Our findings contribute to a modest, but growing literature assessing the association of PNC with BP. More research is needed to assess the potential for PNC to contribute to cardiovascular risk.

Acknowledgments

This publication was made possible by a USEPA grant (RD-834798-01) and the National Institute of Environmental Health Sciences (ES015462; P01 ES09825). We would like to thank the members of the CAFEH Steering Committee: Ellin Reisner, John Durant, Baolian Kuang, Lydia Lowe, Edna Carrasco, M. Barton Laws, Yuping Zeng, Emmanuel Owusu, Christina Hemphill Fuller, Mae Fripp, Michelle Liang, and Mario Davia.
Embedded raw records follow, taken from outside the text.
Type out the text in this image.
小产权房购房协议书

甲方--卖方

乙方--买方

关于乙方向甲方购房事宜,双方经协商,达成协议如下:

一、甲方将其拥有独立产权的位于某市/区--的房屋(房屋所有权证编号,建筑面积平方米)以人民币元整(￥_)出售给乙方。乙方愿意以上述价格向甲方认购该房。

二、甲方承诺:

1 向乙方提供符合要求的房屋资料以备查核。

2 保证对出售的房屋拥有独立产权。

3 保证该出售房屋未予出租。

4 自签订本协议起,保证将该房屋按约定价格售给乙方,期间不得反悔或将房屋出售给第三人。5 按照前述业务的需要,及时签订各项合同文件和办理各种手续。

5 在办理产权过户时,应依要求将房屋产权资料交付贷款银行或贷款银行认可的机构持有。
We thank our project manager Don Meglio and his field team of Kevin Stone, Marie Manis, Consuelo Perez, Marjorie Alexander, Maria Crispin, Reva Levin, Helene Sroat, Carmen Rodriguez, Migdalia Tracy, Sidia Escobar, Kim-Lien Le, Stephanie Saintil, Robert Baptiste, Joseph Penella, Lisa Ng, Vladimir Albin Jr., Janet Vo, Quynh Dam, Lin Yian, Betsey Rodman, Marie Echevarria, and Barbara Anderson for their dedication and hard work.

Supplementary Files

Supplementary File 1

Author Contributions

Mei Chung, Ding Ding Wang, Doug Brugge, and Amanda Rizzo contributed to writing this paper. Mei Chung and Doug Brugge designed and conceptualized the analyses. Mei Chung and Ding Ding Wang conducted the main analysis. Choong-Min Kang contributed air pollutant data. Doug Brugge directed the CAFEH study. Ron Parambi contributed to the design of this analysis. Darrel Gachette and Marie Delnord assisted with data management and analysis. All authors read and approved the manuscript.

Conflicts of Interest

The authors declare no conflict of interest.